“What’s that?” a neighbor asked the other day. “It’s a Lychnis Chalcedonia,” I answered, enthusiastically. She laughed and asked, “No, I mean, what’s its real name?!” I paused, thinking I had already told her the real name. She sensed my hesitation and asked, “What’s its street name?!” “Oh,” I said, “It’s a Maltese Cross.”
Even though I’m a language geek, I used to think that people who used botanical names for plants were snobs or show offs. After taking a botany class, however, I learned that botanical names provide a universal method of communication. I learned that common names vary from region to region, but botanical names are the same worldwide.
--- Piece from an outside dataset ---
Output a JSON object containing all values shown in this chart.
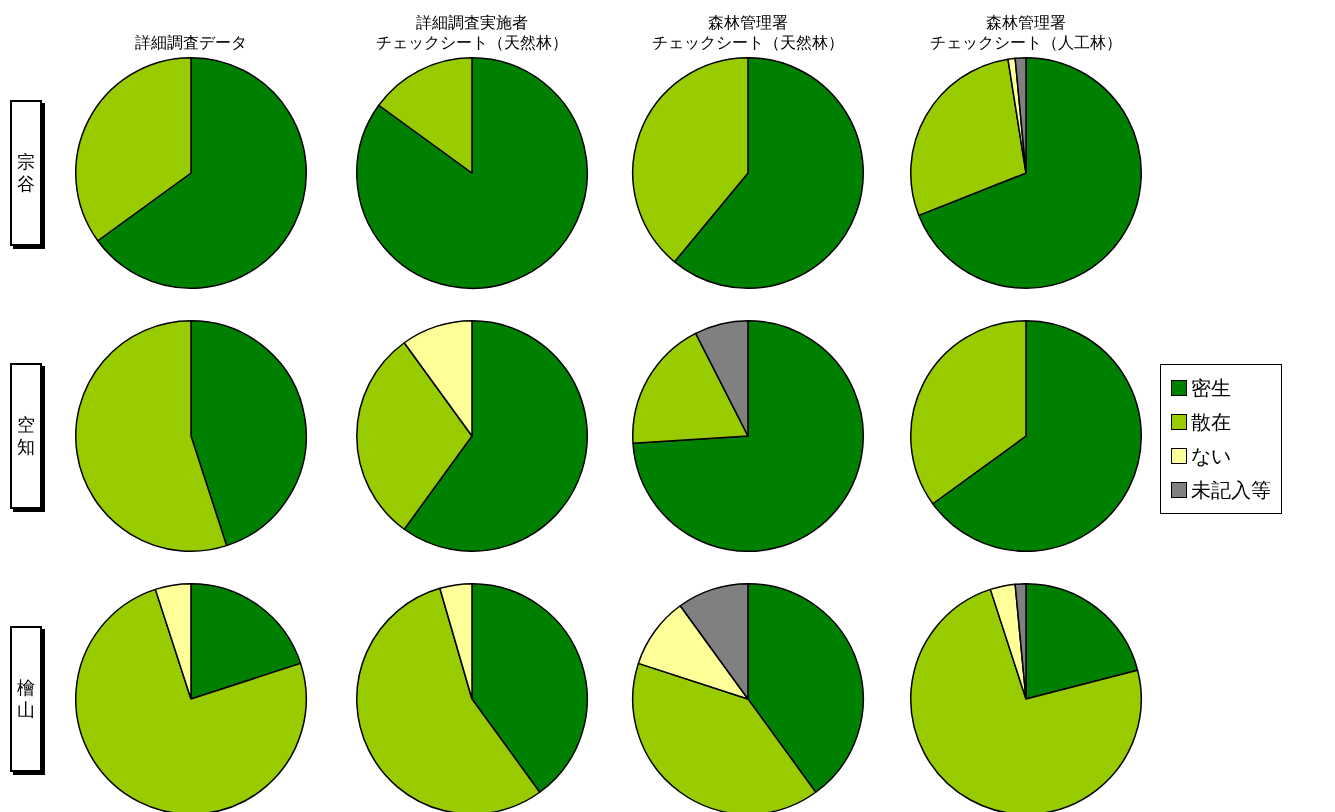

An example is Aegopodium, which is called Snow on the Mountain, Bishop’s Weed, Gout Weed, and Ground Elder depending on the region you’re in. A guy told me Saturday he called Mondara “Firecracker flower” because they were blooming at the Fourth of July and they looked like exploding fireworks. Up to then, the only common name I’ve heard for Monarda is “bee balm.”
On the worldwide front, my aunt and I were “talking plants” last summer while I was visiting her in Norway, and she wanted to know if we had any Hortensia in the US. I didn’t recognize the name and asked if she could point it out to me. Turns out, the common name for Hydrangea in Norwegian is Hortensia.
So, if you stop by Auntie K’s Garden and ask what something is, I’ll likely use the botanical name for a plant rather than the or a common name.